Flatpak for development really only works if you have a simple app like Okular or Dolphin. It becomes annoying when the Flatpak'ed app bundles additional dependencies, because once you touch one of the dependencies, Flatpak will rebuild everything - using Flatpak for KDE PIM development for instance is not doable at all, since if you touch e.g. KIMAP library just to fix a small bug, you would have to wait for ages for Flatpak to recompile everything that's listed below KIMAP in the manifest file (which is a *lot* of things :-)). Same would likely go for Plasma (if that can even be Flatpak'ed).

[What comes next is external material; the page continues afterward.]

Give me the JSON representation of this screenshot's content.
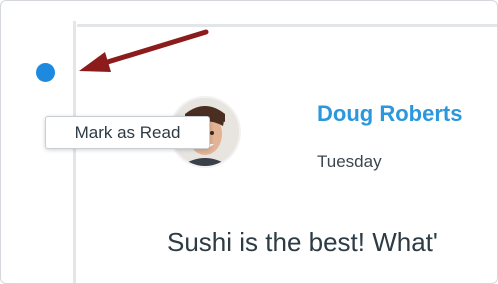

For PIM we have a dedicated Docker image, which contains the latest Frameworks (from Neon nightly), pre-configured kdesrc-build, ccache, the environment variables are all set up, it even has KDevelop and QtCreator installed inside and there are some additional shell scripts (, to make it easy-to-use even for people without any Docker knowledge. If you need newer Frameworks you just rebuild the image. I find that more flexible than Flatpak for development, since it's basically the same as developing on your system, but everything is sandboxed inside the container - although I have to admit I doubt that you could print from Okular inside the container either :)

Honza Grulich said...

Usually if people are fixing applications, the app is listed at the end of the manifest (after the dependencies), which means only the app needs to be rebuild. But you are right that if you end up fixing issues deep down in the dependency chain, you can end up building everything over and over, which is not a good experience either.

Albert Astals Cid said...

@Dan yes i know for PIM you have a docker image, talk to Volker he was there on the sprint and he agreed that isn't the solution.

Also, no idea why you say Okular is simple, you have to build gs to make it work ;)

As far as I understand there's flatpak ways of not having to rebuild everything all the time.

@Jan yes, i've tried Gnome Builder, it's easier to use, problem is, it's also a bit more useless since it only works as "flatpak builder", not as a regular IDE like KDevelop.